I can't imagine being on that jury. You know they'll be sequestered, and the trial will take months.... I think I'd prefer the jury stick to deciding guilt or innocence. The sentencing should be a separate process.....Boston bombing trial, opening Monday, could last months
BOSTON — The Boston Marathon bombing trial gets underway Monday as potential jurors begin arriving at federal court, where a panel of 12 will ultimately decide whether 21-year-old suspect Dzhokhar Tsarnaev is executed.
More than 1,000 residents of eastern Massachusetts, a region still scarred by the deadly attacks of April 2013, will fill out jury selection questionnaires. A litany of queries boils down to two essentials: Can you be fair? Can you impose the death penalty if conditions are met?
Seating a qualified jury will be difficult, court watchers say, and could take weeks. It's as important as anything that might happen in the courtroom after jurors take their seats.
"This jury selection process is going to be like very few others in a federal criminal case," said Jeremy Sternberg, a former federal prosecutor who is a partner at Holland & Knight in Boston. "It's going to take a very long time. ... Its importance cannot be overstated."
The scale of the attack was so vast that every potential juror could already know the case on a personal level. It was the largest act of terrorism in Boston's history, and its effects rippled across the region. The bombings left three people dead, injured more than 260 and led to at least 16 people having limbs amputated. The ensuing five-day manhunt climaxed with a daylong, citywide shutdown before Tsarnaev was captured hiding in a backyard boat.

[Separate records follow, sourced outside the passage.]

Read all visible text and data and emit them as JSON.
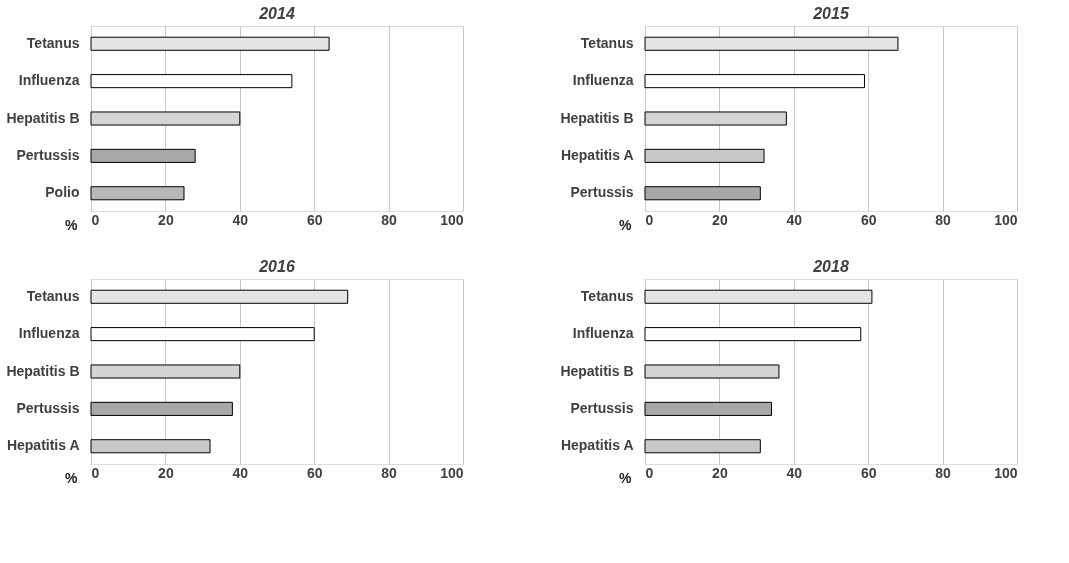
{
  "chart_data": [
    {
      "type": "bar",
      "orientation": "horizontal",
      "title": "2014",
      "xlabel": "%",
      "categories": [
        "Tetanus",
        "Influenza",
        "Hepatitis B",
        "Pertussis",
        "Polio"
      ],
      "values": [
        64,
        54,
        40,
        28,
        25
      ],
      "colors": [
        "#e4e4e4",
        "#ffffff",
        "#d4d4d4",
        "#a8a8a8",
        "#b8b8b8"
      ],
      "xlim": [
        0,
        100
      ],
      "xticks": [
        0,
        20,
        40,
        60,
        80,
        100
      ],
      "grid": "x"
    },
    {
      "type": "bar",
      "orientation": "horizontal",
      "title": "2015",
      "xlabel": "%",
      "categories": [
        "Tetanus",
        "Influenza",
        "Hepatitis B",
        "Hepatitis A",
        "Pertussis"
      ],
      "values": [
        68,
        59,
        38,
        32,
        31
      ],
      "colors": [
        "#e4e4e4",
        "#ffffff",
        "#d4d4d4",
        "#c8c8c8",
        "#a8a8a8"
      ],
      "xlim": [
        0,
        100
      ],
      "xticks": [
        0,
        20,
        40,
        60,
        80,
        100
      ],
      "grid": "x"
    },
    {
      "type": "bar",
      "orientation": "horizontal",
      "title": "2016",
      "xlabel": "%",
      "categories": [
        "Tetanus",
        "Influenza",
        "Hepatitis B",
        "Pertussis",
        "Hepatitis A"
      ],
      "values": [
        69,
        60,
        40,
        38,
        32
      ],
      "colors": [
        "#e4e4e4",
        "#ffffff",
        "#d4d4d4",
        "#a8a8a8",
        "#c8c8c8"
      ],
      "xlim": [
        0,
        100
      ],
      "xticks": [
        0,
        20,
        40,
        60,
        80,
        100
      ],
      "grid": "x"
    },
    {
      "type": "bar",
      "orientation": "horizontal",
      "title": "2018",
      "xlabel": "%",
      "categories": [
        "Tetanus",
        "Influenza",
        "Hepatitis B",
        "Pertussis",
        "Hepatitis A"
      ],
      "values": [
        61,
        58,
        36,
        34,
        31
      ],
      "colors": [
        "#e4e4e4",
        "#ffffff",
        "#d4d4d4",
        "#a8a8a8",
        "#c8c8c8"
      ],
      "xlim": [
        0,
        100
      ],
      "xticks": [
        0,
        20,
        40,
        60,
        80,
        100
      ],
      "grid": "x"
    }
  ]
}
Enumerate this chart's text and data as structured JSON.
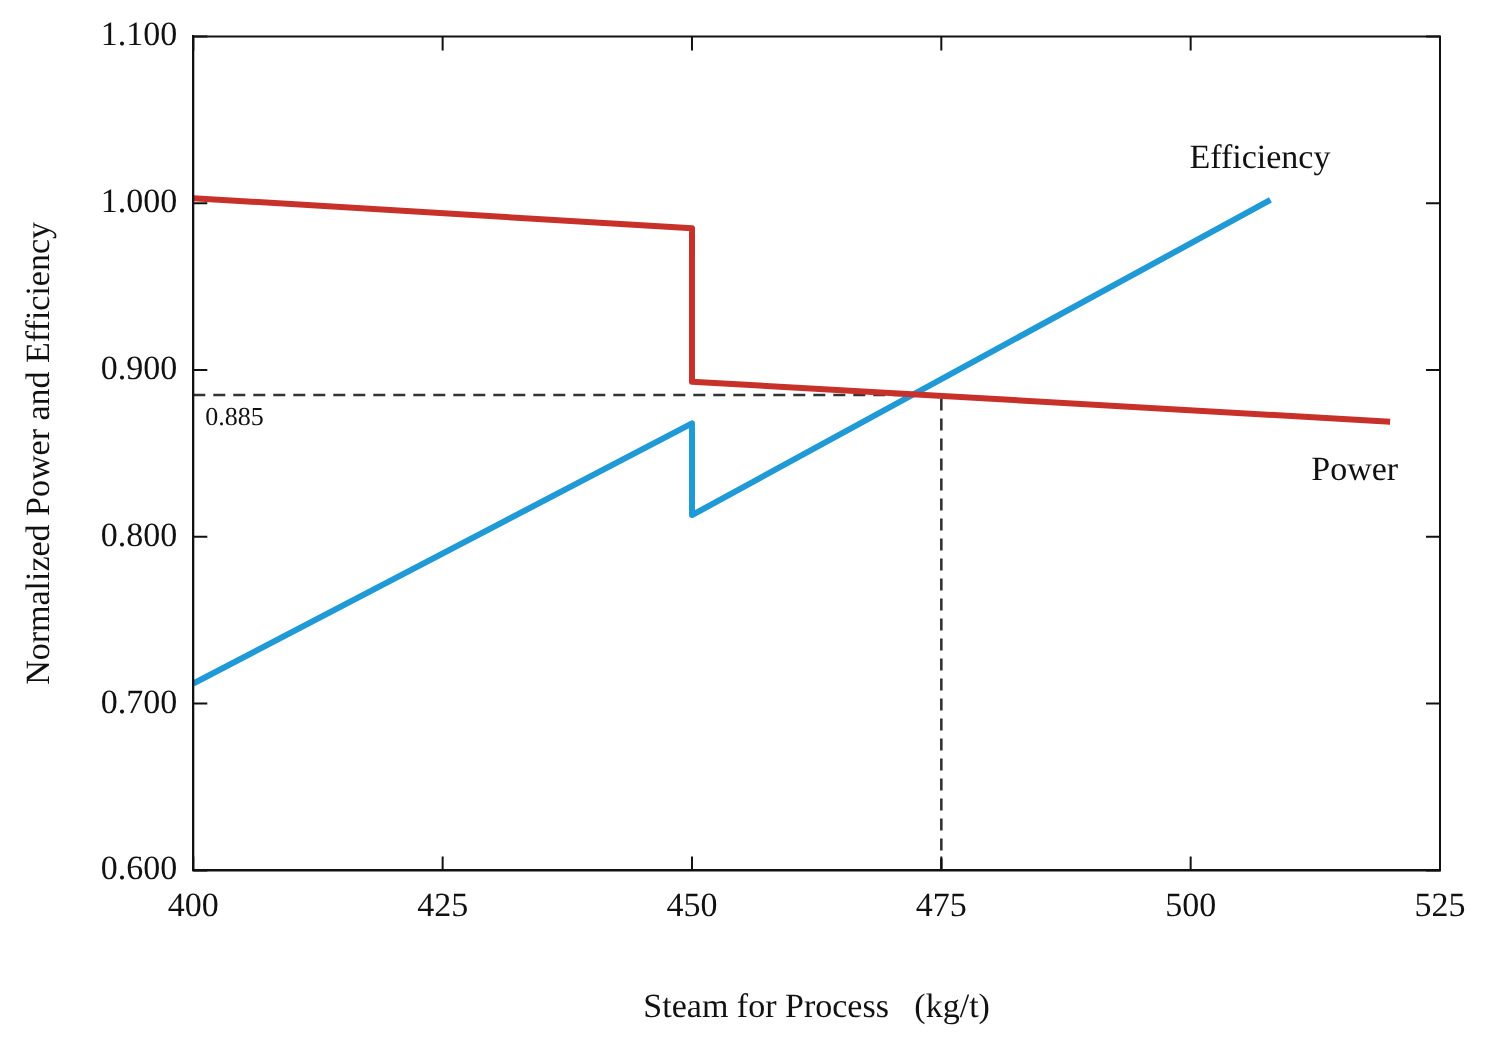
{
  "chart_data": {
    "type": "line",
    "xlabel": "Steam for Process   (kg/t)",
    "ylabel": "Normalized Power and Efficiency",
    "series": [
      {
        "name": "Power",
        "color": "#c8302a",
        "x": [
          400,
          450,
          450,
          520
        ],
        "values": [
          1.003,
          0.985,
          0.893,
          0.869
        ]
      },
      {
        "name": "Efficiency",
        "color": "#1f9ad6",
        "x": [
          400,
          450,
          450,
          508
        ],
        "values": [
          0.712,
          0.868,
          0.813,
          1.002
        ]
      }
    ],
    "xlim": [
      400,
      525
    ],
    "xticks": [
      400,
      425,
      450,
      475,
      500,
      525
    ],
    "ylim": [
      0.6,
      1.1
    ],
    "yticks": [
      {
        "value": 0.6,
        "label": "0.600"
      },
      {
        "value": 0.7,
        "label": "0.700"
      },
      {
        "value": 0.8,
        "label": "0.800"
      },
      {
        "value": 0.9,
        "label": "0.900"
      },
      {
        "value": 1.0,
        "label": "1.000"
      },
      {
        "value": 1.1,
        "label": "1.100"
      }
    ],
    "ref_lines": [
      {
        "axis": "y",
        "value": 0.885,
        "label": "0.885",
        "color": "#333333",
        "line_style": "dashed"
      },
      {
        "axis": "x",
        "value": 475,
        "color": "#333333",
        "line_style": "dashed"
      }
    ],
    "grid": false,
    "legend": false,
    "marker": "none",
    "line_style": "solid"
  }
}
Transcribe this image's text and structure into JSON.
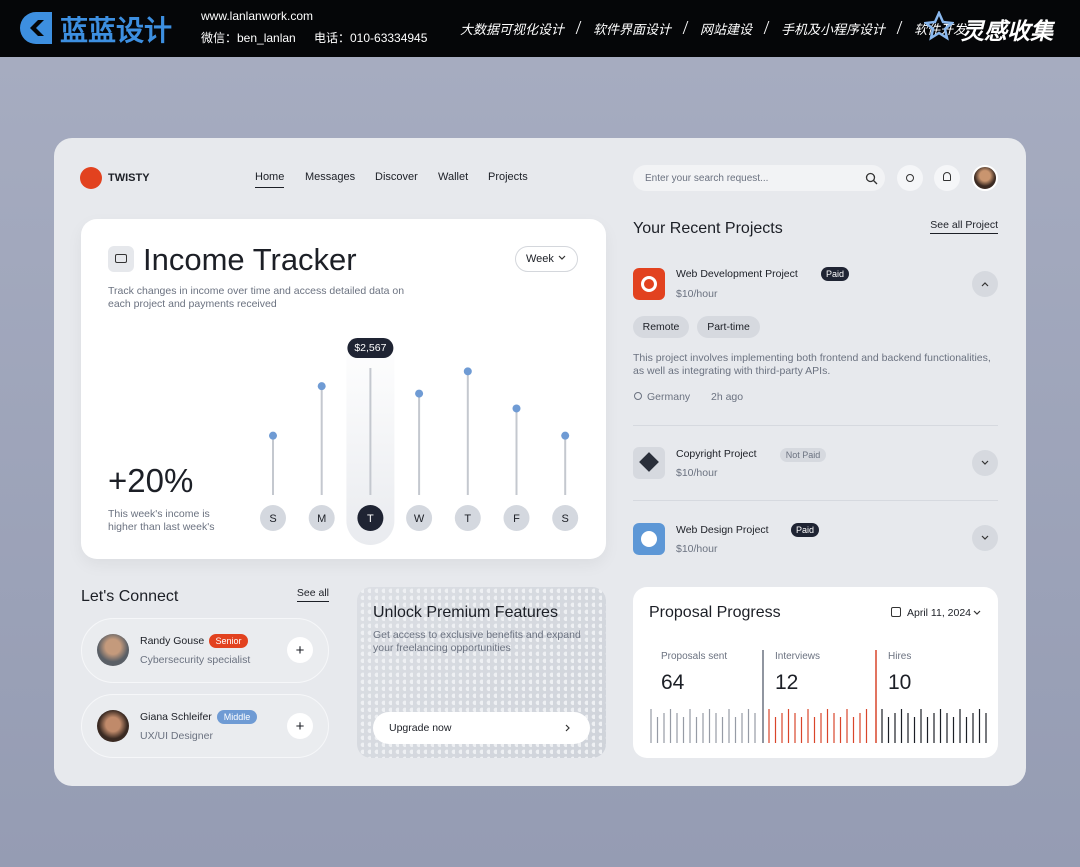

The trial will unfold in two phases — a guilt phase followed by a penalty phase if necessary — and could take months to complete. Having the same jury sit for both phases raises the stakes of jury selection all the more.
"I have real concerns that no matter who sits on that jury, they have been impacted in some way by the events of the Marathon bombings," said Michael Coyne, dean of the Massachusetts School of Law in Andover, Mass. "We hope that, at least in the second phase, we get someone to look at the factors objectively."
http://www.usatoday.com/story/news/nati ... /21052311/
Are they all going to agree on the death penalty and not be traumatized, since it was banned in Boston, but this is federal case now.